Remus atmete ein paar Mal tief durch, bevor er wieder aufsah.
„Was ist mit Eva? Ich habe Tara noch nie von ihr erzählen gehört und die hat auch keine Zeichnungen von ihr angefertigt", fiel es Remus ein, „Sie ist doch nicht..."
„Eva geht es gut", winkte Carla ab, „Sie ist verheiratet, hat drei Kinder neben Tia..."
Remus schluckte bei dem Gedanken, dass seine erste große Liebe verheiratet war.
„Aber...?", fragte Remus vorsichtig.
„...aber Tia hat nicht in ihr perfektes Bild gepasst", erklärte Carla, „Du musst wissen, dass Tia schon als Kleinkind angefangen hat, magische Fähigkeiten zu entwickeln. Zu dieser Zeit haben wir natürlich noch nicht gewusst, dass sie eine Hexe ist. Zur selben Zeit haben Eva und ich uns zerstritten. Eines Tages stand sie einfach vor meiner Tür und hat Tia bei mir gelassen. Das Kind hat sie nie kennengelernt und ich will auch nicht, dass Tia sie jemals sieht. Eva hat ihre Chance gehabt, eine Mutter zu sein, aber jetzt ist es zu spät."
„Also ist es auch zu spät, ein Vater zu sein?", lächelte Remus traurig und irgendwie zerbrach wirklich etwas in ihm bei dem Gedanken, dass er für Tia niemals ein Vater gewesen war, obwohl das doch seine Aufgabe gewesen wäre.
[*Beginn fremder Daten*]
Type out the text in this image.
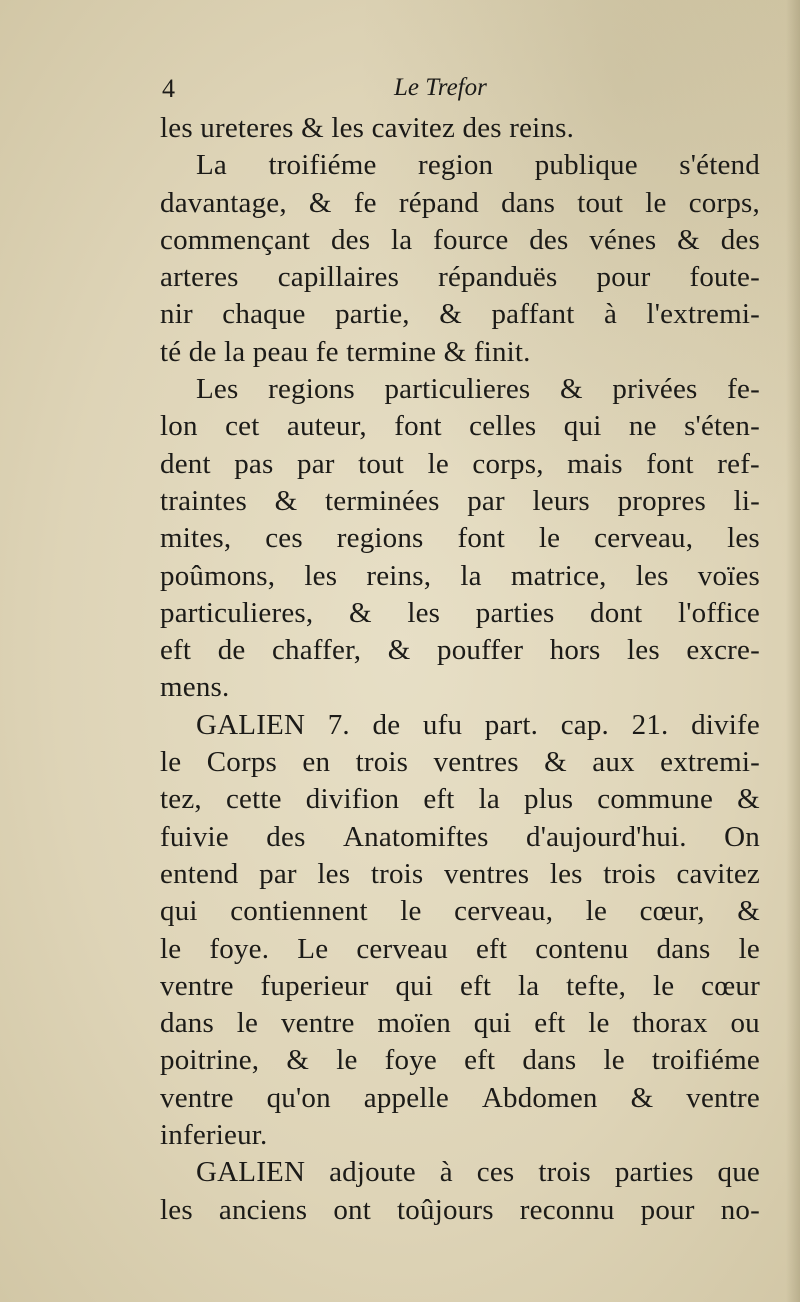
4	Le Trefor
les ureteres & les cavitez des reins.
La troifiéme region publique s'étend
davantage, & fe répand dans tout le corps,
commençant des la fource des vénes & des
arteres capillaires répanduës pour foute-
nir chaque partie, & paffant à l'extremi-
té de la peau fe termine & finit.
Les regions particulieres & privées fe-
lon cet auteur, font celles qui ne s'éten-
dent pas par tout le corps, mais font ref-
traintes & terminées par leurs propres li-
mites, ces regions font le cerveau, les
poûmons, les reins, la matrice, les voïes
particulieres, & les parties dont l'office
eft de chaffer, & pouffer hors les excre-
mens.
GALIEN 7. de ufu part. cap. 21. divife
le Corps en trois ventres & aux extremi-
tez, cette divifion eft la plus commune &
fuivie des Anatomiftes d'aujourd'hui. On
entend par les trois ventres les trois cavitez
qui contiennent le cerveau, le cœur, &
le foye. Le cerveau eft contenu dans le
ventre fuperieur qui eft la tefte, le cœur
dans le ventre moïen qui eft le thorax ou
poitrine, & le foye eft dans le troifiéme
ventre qu'on appelle Abdomen & ventre
inferieur.
GALIEN adjoute à ces trois parties que
les anciens ont toûjours reconnu pour no-
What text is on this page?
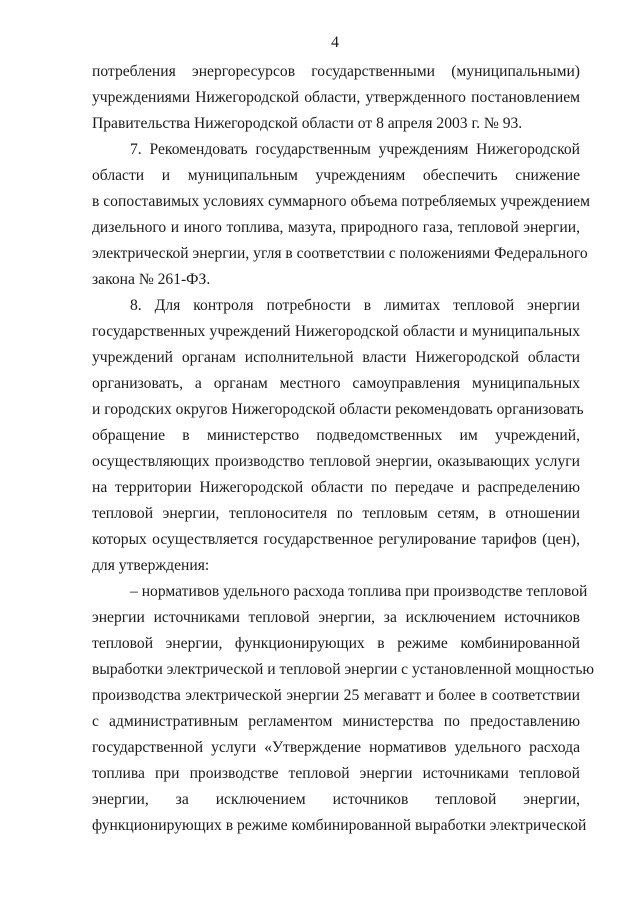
4
потребления энергоресурсов государственными (муниципальными)
учреждениями Нижегородской области, утвержденного постановлением
Правительства Нижегородской области от 8 апреля 2003 г. № 93.
7. Рекомендовать государственным учреждениям Нижегородской
области и муниципальным учреждениям обеспечить снижение
в сопоставимых условиях суммарного объема потребляемых учреждением
дизельного и иного топлива, мазута, природного газа, тепловой энергии,
электрической энергии, угля в соответствии с положениями Федерального
закона № 261-ФЗ.
8. Для контроля потребности в лимитах тепловой энергии
государственных учреждений Нижегородской области и муниципальных
учреждений органам исполнительной власти Нижегородской области
организовать, а органам местного самоуправления муниципальных
и городских округов Нижегородской области рекомендовать организовать
обращение в министерство подведомственных им учреждений,
осуществляющих производство тепловой энергии, оказывающих услуги
на территории Нижегородской области по передаче и распределению
тепловой энергии, теплоносителя по тепловым сетям, в отношении
которых осуществляется государственное регулирование тарифов (цен),
для утверждения:
– нормативов удельного расхода топлива при производстве тепловой
энергии источниками тепловой энергии, за исключением источников
тепловой энергии, функционирующих в режиме комбинированной
выработки электрической и тепловой энергии с установленной мощностью
производства электрической энергии 25 мегаватт и более в соответствии
с административным регламентом министерства по предоставлению
государственной услуги «Утверждение нормативов удельного расхода
топлива при производстве тепловой энергии источниками тепловой
энергии, за исключением источников тепловой энергии,
функционирующих в режиме комбинированной выработки электрической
Carla und McGonagall sahen sich an.
„Remus, ich denke nicht, dass es eine gute Idee wäre, es Tia zu sagen, solange Sie noch hier unterrichten", sagte Minerva vorsichtig, „Es würde sie nur verwirren..."
„Sobald Tia ausgeschult ist, können wir sehen, was wir da machen können", versprach Carla.
„In diesem Fall kündige ich auf der Stelle und –", Remus war aufgesprungen, aber er verstummte wieder. Natürlich würde er sofort kündigen, um seine Tochter besser kennenlernen zu können, aber was würde dann mit seinen anderen Schülern passieren? Er hatte Harry versprochen, dass er ihm beibringen würde, Dementoren zu verjagen, die Schüler hatten angefangen, mit Problemen zu ihm zu kommen und selbst Tia brauchte ihn noch in der Schule, damit er ihr Nachhilfe geben konnte.
„Nein...", Remus sackte wieder zusammen, „Ich kann jetzt nicht gehen... Andere brauchen mich..."
„Sie sind ein guter Professor", McGonagall legte ihm eine Hand auf die Schulter, „Bestimmt haben Sie irgendwann die Chance, ein Vater für Tia zu sein."